MANAGEMENT at Punchestown racecourse expressed relief this week that Monsoon-like weather conditions failed to halt the five day festival, which ended on Saturday.
Driving rain and wind gusts of up to 90 kph threatened not to only to make racing unsafe but to uproot temporary structures, including marquees hosting groups of visitors to the event.
The worst of the weather arrived on Wednesday when 40 millimetres of rain - almost two inches – fell on the racecourse amid fears that the most popular annual event in the county would have to be abandoned.
“We had our concerns but the Clerk of the Course decided that racing conditions were adequate. The second problem we had was about possible wind damage to temporary buildings, fences on the course and railings but these were fine too,” racing manager Richie Galway told the Leader.
The number filing through the turnstiles fell as the bad weather broke (the attendance figure for Wednesday was 11,517 – down almost 6,000 on 2011). And there was a corresponding drop in the amount of money gambled on the tote - down from over €1m in ‘11 to less than €420,000. Betting was also adversely affected as some races were called off.
The Thursday attendance was down by 2,240 to 13,300 and the amount of money gambled that day also went through the floor.
Tote turnover on the five races was €290,000 as compared with 985,400 in ‘11 and wagers with bookmakers fell from €1,544, 400 to€656,200.

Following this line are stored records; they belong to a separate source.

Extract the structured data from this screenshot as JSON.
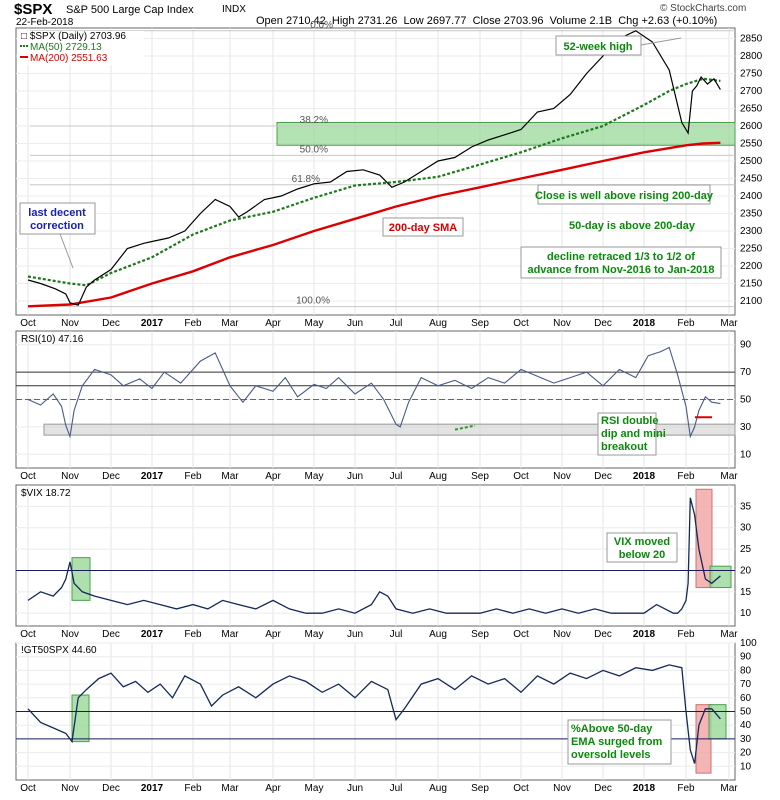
{
  "header": {
    "symbol": "$SPX",
    "name": "S&P 500 Large Cap Index",
    "exchange": "INDX",
    "date": "22-Feb-2018",
    "open_label": "Open",
    "open": "2710.42",
    "high_label": "High",
    "high": "2731.26",
    "low_label": "Low",
    "low": "2697.77",
    "close_label": "Close",
    "close": "2703.96",
    "volume_label": "Volume",
    "volume": "2.1B",
    "chg_label": "Chg",
    "chg": "+2.63 (+0.10%)",
    "copyright": "© StockCharts.com"
  },
  "x_axis_labels": [
    "Oct",
    "Nov",
    "Dec",
    "2017",
    "Feb",
    "Mar",
    "Apr",
    "May",
    "Jun",
    "Jul",
    "Aug",
    "Sep",
    "Oct",
    "Nov",
    "Dec",
    "2018",
    "Feb",
    "Mar"
  ],
  "colors": {
    "price": "#000000",
    "ma50": "#1a7a1a",
    "ma200": "#dd0000",
    "rsi": "#4a5a8a",
    "vix": "#14285a",
    "gt50": "#14285a",
    "green_box": "#9ad89a",
    "red_box": "#f2a8a8",
    "annot": "#0a8a0a",
    "blue_annot": "#1a20b0"
  },
  "chart_data": [
    {
      "type": "line",
      "title": "$SPX (Daily) 2703.96",
      "legend": [
        "$SPX (Daily) 2703.96",
        "MA(50) 2729.13",
        "MA(200) 2551.63"
      ],
      "ylim": [
        2060,
        2880
      ],
      "y_ticks": [
        2100,
        2150,
        2200,
        2250,
        2300,
        2350,
        2400,
        2450,
        2500,
        2550,
        2600,
        2650,
        2700,
        2750,
        2800,
        2850
      ],
      "x_months": [
        "Oct",
        "Nov",
        "Dec",
        "2017",
        "Feb",
        "Mar",
        "Apr",
        "May",
        "Jun",
        "Jul",
        "Aug",
        "Sep",
        "Oct",
        "Nov",
        "Dec",
        "2018",
        "Feb",
        "Mar"
      ],
      "series": [
        {
          "name": "$SPX",
          "t": [
            0,
            0.3,
            0.65,
            0.9,
            1.0,
            1.2,
            1.4,
            1.6,
            2.0,
            2.4,
            2.8,
            3.0,
            3.4,
            3.8,
            4.2,
            4.6,
            5.0,
            5.2,
            5.4,
            5.8,
            6.2,
            6.6,
            7.0,
            7.4,
            7.8,
            8.2,
            8.6,
            8.9,
            9.2,
            9.6,
            10.0,
            10.4,
            10.8,
            11.2,
            11.6,
            12.0,
            12.4,
            12.8,
            13.2,
            13.6,
            14.0,
            14.4,
            14.8,
            15.2,
            15.6,
            15.9,
            16.05,
            16.15,
            16.25,
            16.35,
            16.5,
            16.65,
            16.8
          ],
          "values": [
            2160,
            2150,
            2135,
            2120,
            2095,
            2088,
            2140,
            2160,
            2190,
            2250,
            2265,
            2270,
            2280,
            2300,
            2350,
            2390,
            2370,
            2340,
            2355,
            2390,
            2400,
            2420,
            2435,
            2440,
            2470,
            2475,
            2460,
            2425,
            2440,
            2470,
            2500,
            2510,
            2540,
            2560,
            2575,
            2590,
            2640,
            2650,
            2690,
            2750,
            2800,
            2850,
            2872,
            2840,
            2760,
            2610,
            2580,
            2700,
            2715,
            2740,
            2720,
            2735,
            2704
          ]
        },
        {
          "name": "MA(50)",
          "t": [
            0,
            1.0,
            1.4,
            2.0,
            3.0,
            4.0,
            5.0,
            6.0,
            7.0,
            8.0,
            9.0,
            10.0,
            11.0,
            12.0,
            13.0,
            14.0,
            15.0,
            15.6,
            16.0,
            16.4,
            16.8
          ],
          "values": [
            2170,
            2150,
            2145,
            2180,
            2225,
            2290,
            2330,
            2355,
            2395,
            2430,
            2440,
            2455,
            2490,
            2525,
            2565,
            2600,
            2660,
            2700,
            2720,
            2735,
            2729
          ]
        },
        {
          "name": "MA(200)",
          "t": [
            0,
            1.0,
            2.0,
            3.0,
            4.0,
            5.0,
            6.0,
            7.0,
            8.0,
            9.0,
            10.0,
            11.0,
            12.0,
            13.0,
            14.0,
            15.0,
            16.0,
            16.4,
            16.8
          ],
          "values": [
            2085,
            2090,
            2110,
            2150,
            2185,
            2225,
            2260,
            2300,
            2335,
            2370,
            2400,
            2425,
            2450,
            2475,
            2500,
            2525,
            2545,
            2550,
            2552
          ]
        }
      ],
      "fib_levels": [
        {
          "label": "0.0%",
          "value": 2872
        },
        {
          "label": "38.2%",
          "value": 2600
        },
        {
          "label": "50.0%",
          "value": 2516
        },
        {
          "label": "61.8%",
          "value": 2432
        },
        {
          "label": "100.0%",
          "value": 2084
        }
      ],
      "annotations": [
        "52-week high",
        "Close is well above rising 200-day",
        "50-day is above 200-day",
        "decline retraced 1/3 to 1/2 of",
        "advance from Nov-2016 to Jan-2018",
        "200-day SMA",
        "last decent",
        "correction"
      ]
    },
    {
      "type": "line",
      "title": "RSI(10) 47.16",
      "ylim": [
        0,
        100
      ],
      "y_ticks": [
        10,
        30,
        50,
        70,
        90
      ],
      "reference_lines": [
        70,
        50,
        30
      ],
      "series": [
        {
          "name": "RSI(10)",
          "t": [
            0,
            0.3,
            0.6,
            0.8,
            0.9,
            1.0,
            1.1,
            1.3,
            1.6,
            2.0,
            2.3,
            2.7,
            3.0,
            3.3,
            3.7,
            4.2,
            4.6,
            5.0,
            5.3,
            5.6,
            6.0,
            6.3,
            6.6,
            7.0,
            7.3,
            7.6,
            8.0,
            8.4,
            8.7,
            9.0,
            9.1,
            9.3,
            9.6,
            10.0,
            10.4,
            10.8,
            11.2,
            11.6,
            12.0,
            12.4,
            12.8,
            13.2,
            13.6,
            14.0,
            14.4,
            14.8,
            15.1,
            15.4,
            15.6,
            15.8,
            16.0,
            16.1,
            16.2,
            16.3,
            16.45,
            16.6,
            16.8
          ],
          "values": [
            50,
            46,
            54,
            45,
            31,
            23,
            42,
            60,
            72,
            68,
            60,
            65,
            58,
            70,
            62,
            78,
            84,
            60,
            48,
            60,
            56,
            66,
            52,
            61,
            58,
            66,
            54,
            62,
            50,
            32,
            30,
            48,
            66,
            60,
            64,
            58,
            66,
            62,
            72,
            67,
            62,
            66,
            70,
            60,
            72,
            66,
            82,
            85,
            88,
            68,
            45,
            23,
            30,
            42,
            52,
            48,
            47
          ]
        }
      ],
      "annotations": [
        "RSI double",
        "dip and mini",
        "breakout"
      ]
    },
    {
      "type": "line",
      "title": "$VIX 18.72",
      "ylim": [
        7,
        40
      ],
      "y_ticks": [
        10,
        15,
        20,
        25,
        30,
        35
      ],
      "reference_lines": [
        20
      ],
      "series": [
        {
          "name": "$VIX",
          "t": [
            0,
            0.3,
            0.6,
            0.8,
            0.9,
            1.0,
            1.1,
            1.3,
            1.6,
            2.0,
            2.4,
            2.8,
            3.2,
            3.6,
            4.0,
            4.4,
            4.8,
            5.2,
            5.6,
            6.0,
            6.4,
            6.8,
            7.2,
            7.6,
            8.0,
            8.4,
            8.6,
            8.8,
            9.0,
            9.4,
            9.8,
            10.2,
            10.6,
            11.0,
            11.4,
            11.8,
            12.2,
            12.6,
            13.0,
            13.4,
            13.8,
            14.2,
            14.6,
            15.0,
            15.3,
            15.5,
            15.7,
            15.8,
            15.9,
            16.0,
            16.05,
            16.1,
            16.2,
            16.3,
            16.45,
            16.6,
            16.8
          ],
          "values": [
            13,
            15,
            14,
            16,
            18,
            22,
            17,
            15,
            14,
            13,
            12,
            13,
            12,
            11,
            12,
            11,
            13,
            12,
            11,
            13,
            11,
            10,
            10,
            11,
            10,
            12,
            15,
            14,
            11,
            10,
            11,
            10,
            10,
            10,
            11,
            10,
            11,
            10,
            11,
            10,
            11,
            10,
            10,
            10,
            12,
            11,
            10,
            10,
            11,
            13,
            17,
            37,
            33,
            25,
            18,
            17,
            18.72
          ]
        }
      ],
      "annotations": [
        "VIX moved",
        "below 20"
      ]
    },
    {
      "type": "line",
      "title": "!GT50SPX 44.60",
      "ylim": [
        0,
        100
      ],
      "y_ticks": [
        10,
        20,
        30,
        40,
        50,
        60,
        70,
        80,
        90,
        100
      ],
      "reference_lines": [
        50,
        30
      ],
      "series": [
        {
          "name": "!GT50SPX",
          "t": [
            0,
            0.3,
            0.6,
            0.9,
            1.05,
            1.2,
            1.4,
            1.7,
            2.0,
            2.3,
            2.6,
            2.9,
            3.2,
            3.5,
            3.8,
            4.2,
            4.5,
            4.8,
            5.2,
            5.6,
            6.0,
            6.4,
            6.8,
            7.2,
            7.6,
            8.0,
            8.4,
            8.8,
            9.0,
            9.2,
            9.6,
            10.0,
            10.4,
            10.8,
            11.2,
            11.6,
            12.0,
            12.4,
            12.8,
            13.2,
            13.6,
            14.0,
            14.4,
            14.8,
            15.2,
            15.6,
            15.9,
            16.0,
            16.1,
            16.2,
            16.3,
            16.45,
            16.6,
            16.8
          ],
          "values": [
            52,
            42,
            38,
            34,
            28,
            60,
            66,
            74,
            78,
            68,
            72,
            64,
            70,
            60,
            76,
            70,
            54,
            62,
            68,
            60,
            70,
            76,
            72,
            64,
            70,
            60,
            72,
            66,
            44,
            52,
            70,
            74,
            66,
            76,
            70,
            74,
            64,
            76,
            70,
            78,
            74,
            80,
            76,
            82,
            80,
            84,
            82,
            50,
            22,
            12,
            40,
            52,
            52,
            44.6
          ]
        }
      ],
      "annotations": [
        "%Above 50-day",
        "EMA surged from",
        "oversold levels"
      ]
    }
  ]
}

Nevertheless efforts by the racecourse to attract more visitors proved successful.
On Friday some 27,300 people turned up - an increase of more than 2,000. Saturday’s attendance was also up year on year to 25,200 from 23,300. Overall the attendance was some 91,000 or just 4,000 less than the 2011 figure. A number of races – nine in all – were called off and these will be rescheduled as part of a two day meeting to go ahead on Tuesday and Wednesday May 8 and 9.
Mr. Galway said the race cancellations and will have “financial implications” for the racecourse.
“There will be a loss but thanks to the goodwill of so many people who knew what we were faced with, we got through most of the meeting and without injuries to jockeys or horses, apart from one who had a broken nose but still rode,” Mr. Galway said.
He stressed too that the decisions to proceed with racing and to allow the public in when the elements threatened temporary structures were were made independently of each other.